In some parts of the world (notably Europe and some parts of the USA) the density of vertical ionosondes is such that an integrated system of vertical ionosondes alone would be sufficient to define the ionosphere over very large geographic areas if networking could be achieved. That would also appear to have been a possible goal arising from the PRIME project initiated by Peter Bradley. However on past performance, inter-country cooperation appears to be very difficult to achieve. For areas less well endowed, a network of combined vertical/oblique ionosondes will remain the most cost-effective solution. For ocean areas, the oblique sounding technique has no peer. Topside sounding provides an effective ionospheric slice along the satellite track as does tomography but neither can achieve a sufficiently high revisit rate without an increase in the number of relevant satellites.

References:

Clarke R.H., Fyfe D.F., Kettler D.I., Lynn K.J.W., Malcolm W.P., Sprey B.M., Taylor D.P. and Wright C.S., TENERP Conf. Proceedings, June 22-24, NPS, Monterey, CA., 1993.

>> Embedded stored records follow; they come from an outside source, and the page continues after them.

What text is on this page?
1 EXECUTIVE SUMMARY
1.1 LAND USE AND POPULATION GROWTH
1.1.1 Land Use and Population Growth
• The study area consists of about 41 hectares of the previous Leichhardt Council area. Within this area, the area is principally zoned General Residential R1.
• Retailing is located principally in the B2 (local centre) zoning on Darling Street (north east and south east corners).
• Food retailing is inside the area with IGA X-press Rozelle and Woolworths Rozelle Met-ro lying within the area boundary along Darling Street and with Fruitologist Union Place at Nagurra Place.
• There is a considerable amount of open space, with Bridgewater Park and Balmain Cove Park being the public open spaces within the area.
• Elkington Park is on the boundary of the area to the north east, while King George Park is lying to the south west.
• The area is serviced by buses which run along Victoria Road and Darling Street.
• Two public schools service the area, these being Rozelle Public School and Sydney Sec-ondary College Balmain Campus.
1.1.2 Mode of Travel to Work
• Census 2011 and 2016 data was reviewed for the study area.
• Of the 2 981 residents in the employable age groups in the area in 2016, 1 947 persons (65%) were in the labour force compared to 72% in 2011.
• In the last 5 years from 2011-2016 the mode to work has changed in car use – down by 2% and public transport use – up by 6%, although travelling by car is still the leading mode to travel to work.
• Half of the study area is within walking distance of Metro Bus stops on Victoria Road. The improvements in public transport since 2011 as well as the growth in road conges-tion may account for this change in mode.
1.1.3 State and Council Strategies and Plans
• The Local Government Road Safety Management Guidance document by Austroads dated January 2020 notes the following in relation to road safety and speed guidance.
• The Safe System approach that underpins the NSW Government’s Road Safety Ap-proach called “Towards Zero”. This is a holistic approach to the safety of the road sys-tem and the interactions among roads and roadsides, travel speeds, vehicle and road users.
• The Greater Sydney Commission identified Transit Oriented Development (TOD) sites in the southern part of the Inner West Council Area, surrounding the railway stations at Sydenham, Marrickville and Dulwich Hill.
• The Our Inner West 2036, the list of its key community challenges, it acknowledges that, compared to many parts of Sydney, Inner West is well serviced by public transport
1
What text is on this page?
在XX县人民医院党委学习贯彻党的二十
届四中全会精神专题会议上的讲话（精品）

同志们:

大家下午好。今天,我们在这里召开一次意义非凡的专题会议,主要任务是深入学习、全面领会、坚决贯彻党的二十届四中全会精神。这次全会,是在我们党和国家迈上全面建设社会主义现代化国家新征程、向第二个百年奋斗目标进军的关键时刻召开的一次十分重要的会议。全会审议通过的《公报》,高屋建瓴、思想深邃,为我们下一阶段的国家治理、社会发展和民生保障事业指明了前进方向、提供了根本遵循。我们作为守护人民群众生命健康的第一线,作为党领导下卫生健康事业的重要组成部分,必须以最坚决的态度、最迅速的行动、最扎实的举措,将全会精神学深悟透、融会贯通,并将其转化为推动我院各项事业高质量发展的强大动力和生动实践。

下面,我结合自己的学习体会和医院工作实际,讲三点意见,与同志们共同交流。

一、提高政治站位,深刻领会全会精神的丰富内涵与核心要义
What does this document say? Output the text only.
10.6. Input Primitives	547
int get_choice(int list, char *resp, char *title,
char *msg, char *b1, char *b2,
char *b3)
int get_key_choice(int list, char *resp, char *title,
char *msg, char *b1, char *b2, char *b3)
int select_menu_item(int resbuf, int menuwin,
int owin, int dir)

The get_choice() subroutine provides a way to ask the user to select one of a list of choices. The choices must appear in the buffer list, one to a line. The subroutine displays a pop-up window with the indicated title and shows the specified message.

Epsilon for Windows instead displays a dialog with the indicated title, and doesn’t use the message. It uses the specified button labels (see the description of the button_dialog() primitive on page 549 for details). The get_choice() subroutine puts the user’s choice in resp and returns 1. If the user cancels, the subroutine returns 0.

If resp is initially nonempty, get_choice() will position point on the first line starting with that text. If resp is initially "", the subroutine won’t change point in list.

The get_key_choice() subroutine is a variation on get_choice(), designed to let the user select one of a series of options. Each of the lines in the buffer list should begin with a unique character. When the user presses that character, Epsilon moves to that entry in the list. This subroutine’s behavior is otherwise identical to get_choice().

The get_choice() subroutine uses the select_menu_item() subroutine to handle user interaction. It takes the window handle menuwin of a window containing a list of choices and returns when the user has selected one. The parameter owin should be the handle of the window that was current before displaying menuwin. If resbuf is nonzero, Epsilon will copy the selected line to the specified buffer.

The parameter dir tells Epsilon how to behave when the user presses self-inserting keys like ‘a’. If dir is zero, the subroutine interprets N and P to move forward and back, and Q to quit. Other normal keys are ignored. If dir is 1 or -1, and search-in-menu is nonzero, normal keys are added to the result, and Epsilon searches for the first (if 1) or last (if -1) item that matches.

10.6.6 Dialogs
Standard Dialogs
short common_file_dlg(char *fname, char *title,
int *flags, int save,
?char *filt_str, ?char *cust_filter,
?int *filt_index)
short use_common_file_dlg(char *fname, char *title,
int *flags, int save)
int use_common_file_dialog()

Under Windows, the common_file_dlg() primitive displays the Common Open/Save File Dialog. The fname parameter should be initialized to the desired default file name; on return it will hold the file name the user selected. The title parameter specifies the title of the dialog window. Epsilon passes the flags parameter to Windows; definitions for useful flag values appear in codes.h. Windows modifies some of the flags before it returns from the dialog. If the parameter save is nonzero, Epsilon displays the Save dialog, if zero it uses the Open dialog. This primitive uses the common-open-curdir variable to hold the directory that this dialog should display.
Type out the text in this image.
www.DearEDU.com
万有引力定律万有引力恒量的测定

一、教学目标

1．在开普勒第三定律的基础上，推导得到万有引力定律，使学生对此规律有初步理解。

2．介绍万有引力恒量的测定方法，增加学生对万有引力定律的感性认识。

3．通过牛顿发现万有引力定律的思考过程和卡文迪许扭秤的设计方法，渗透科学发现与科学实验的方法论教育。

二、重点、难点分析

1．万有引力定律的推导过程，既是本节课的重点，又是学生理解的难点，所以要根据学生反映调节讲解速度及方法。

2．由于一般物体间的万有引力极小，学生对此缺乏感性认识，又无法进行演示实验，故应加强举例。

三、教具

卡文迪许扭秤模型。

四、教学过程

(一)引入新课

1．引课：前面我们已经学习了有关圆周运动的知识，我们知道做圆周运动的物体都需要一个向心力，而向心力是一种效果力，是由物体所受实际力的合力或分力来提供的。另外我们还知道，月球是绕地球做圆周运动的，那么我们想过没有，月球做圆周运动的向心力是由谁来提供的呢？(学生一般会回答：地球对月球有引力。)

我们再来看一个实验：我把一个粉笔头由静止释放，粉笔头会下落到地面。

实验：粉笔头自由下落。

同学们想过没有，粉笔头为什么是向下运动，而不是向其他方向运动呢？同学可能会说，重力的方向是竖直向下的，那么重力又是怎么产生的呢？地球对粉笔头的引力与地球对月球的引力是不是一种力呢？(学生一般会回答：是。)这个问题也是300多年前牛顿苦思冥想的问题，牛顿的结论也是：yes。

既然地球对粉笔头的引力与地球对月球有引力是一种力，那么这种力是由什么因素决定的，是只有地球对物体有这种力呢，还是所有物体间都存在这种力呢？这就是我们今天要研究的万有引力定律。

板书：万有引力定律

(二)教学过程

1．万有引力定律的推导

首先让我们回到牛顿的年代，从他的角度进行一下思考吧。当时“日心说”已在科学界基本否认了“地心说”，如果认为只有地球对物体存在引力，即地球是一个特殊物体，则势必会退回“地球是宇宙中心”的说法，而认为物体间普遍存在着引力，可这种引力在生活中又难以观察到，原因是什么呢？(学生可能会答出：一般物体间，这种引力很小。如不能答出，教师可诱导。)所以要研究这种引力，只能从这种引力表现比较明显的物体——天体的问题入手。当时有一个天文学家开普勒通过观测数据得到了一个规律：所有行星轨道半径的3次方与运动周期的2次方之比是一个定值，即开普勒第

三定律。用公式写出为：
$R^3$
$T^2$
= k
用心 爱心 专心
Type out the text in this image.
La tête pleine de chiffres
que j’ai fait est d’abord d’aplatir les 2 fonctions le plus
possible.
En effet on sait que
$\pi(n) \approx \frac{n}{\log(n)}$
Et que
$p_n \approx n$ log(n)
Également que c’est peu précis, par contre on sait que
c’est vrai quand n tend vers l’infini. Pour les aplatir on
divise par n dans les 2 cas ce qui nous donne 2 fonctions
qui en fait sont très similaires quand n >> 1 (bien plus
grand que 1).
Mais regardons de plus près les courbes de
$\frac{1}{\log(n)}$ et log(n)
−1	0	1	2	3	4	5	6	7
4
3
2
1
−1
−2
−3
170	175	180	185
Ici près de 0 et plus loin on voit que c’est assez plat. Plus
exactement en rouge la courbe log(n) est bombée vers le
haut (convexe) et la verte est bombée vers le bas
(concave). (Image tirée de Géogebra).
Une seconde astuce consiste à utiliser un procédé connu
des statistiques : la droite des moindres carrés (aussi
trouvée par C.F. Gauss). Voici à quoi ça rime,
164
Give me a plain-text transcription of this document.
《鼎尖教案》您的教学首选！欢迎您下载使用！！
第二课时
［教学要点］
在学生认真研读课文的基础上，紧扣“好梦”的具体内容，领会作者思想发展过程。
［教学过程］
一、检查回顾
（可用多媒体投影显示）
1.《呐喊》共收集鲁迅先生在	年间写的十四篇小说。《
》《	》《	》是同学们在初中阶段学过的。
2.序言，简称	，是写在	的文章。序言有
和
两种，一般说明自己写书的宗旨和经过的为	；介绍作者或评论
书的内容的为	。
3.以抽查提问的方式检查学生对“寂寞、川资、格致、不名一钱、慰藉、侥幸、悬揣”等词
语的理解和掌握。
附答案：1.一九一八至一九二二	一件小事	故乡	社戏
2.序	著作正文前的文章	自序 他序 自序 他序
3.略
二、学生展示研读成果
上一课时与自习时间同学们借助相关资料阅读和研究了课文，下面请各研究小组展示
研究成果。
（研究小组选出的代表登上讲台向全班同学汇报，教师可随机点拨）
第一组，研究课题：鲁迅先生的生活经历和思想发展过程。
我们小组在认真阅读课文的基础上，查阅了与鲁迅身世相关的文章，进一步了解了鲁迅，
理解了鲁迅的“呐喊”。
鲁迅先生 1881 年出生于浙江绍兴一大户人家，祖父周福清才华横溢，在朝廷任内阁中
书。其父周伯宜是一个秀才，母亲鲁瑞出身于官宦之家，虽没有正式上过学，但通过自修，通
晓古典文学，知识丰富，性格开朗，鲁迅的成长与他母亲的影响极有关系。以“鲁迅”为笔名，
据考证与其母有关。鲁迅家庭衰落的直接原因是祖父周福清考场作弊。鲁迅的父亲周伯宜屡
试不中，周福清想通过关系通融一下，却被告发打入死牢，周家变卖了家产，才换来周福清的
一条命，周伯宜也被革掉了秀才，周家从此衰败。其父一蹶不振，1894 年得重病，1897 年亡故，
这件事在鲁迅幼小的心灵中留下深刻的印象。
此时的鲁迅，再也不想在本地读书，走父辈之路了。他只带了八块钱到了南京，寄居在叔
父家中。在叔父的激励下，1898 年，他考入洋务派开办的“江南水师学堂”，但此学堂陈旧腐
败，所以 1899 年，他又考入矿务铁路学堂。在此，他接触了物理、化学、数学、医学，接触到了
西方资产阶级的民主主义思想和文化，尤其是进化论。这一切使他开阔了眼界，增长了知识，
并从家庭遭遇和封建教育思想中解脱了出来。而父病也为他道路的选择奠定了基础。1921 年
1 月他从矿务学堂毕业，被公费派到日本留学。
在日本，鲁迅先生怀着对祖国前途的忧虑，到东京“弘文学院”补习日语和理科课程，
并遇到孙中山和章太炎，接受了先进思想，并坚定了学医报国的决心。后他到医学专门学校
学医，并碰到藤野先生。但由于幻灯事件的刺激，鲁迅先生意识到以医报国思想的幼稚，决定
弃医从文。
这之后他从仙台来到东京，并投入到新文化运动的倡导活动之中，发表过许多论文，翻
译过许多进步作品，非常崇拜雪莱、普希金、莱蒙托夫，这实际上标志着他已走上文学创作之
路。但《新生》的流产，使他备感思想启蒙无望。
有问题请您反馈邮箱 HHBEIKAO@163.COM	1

Davies K., "Ionospheric Radio Propagation", NBS Monograph 80, 1965

Houminer Z., Russell C.J., Dyson P.L. & Bennett J.A., Ann.Geophys., V14, p1060, 1996.

Lynn K.J.W, World Data Centre Report UAG -104, p59, 1995.

Phanivong B, Chen, J., P.L. Dyson & Bennett J.A., J. Atmosp. Terr. Phys., V 57, p1715, 1995.

Poole A.W.V. & Mercer C.C., World Data Centre Report UAG -104, p59, 1995.

Samardjiev T, Bradley P.A., Cander L.R. & Dick M.I., PRIME COST 238 Workshop, p257, Graz, Austria, 1993.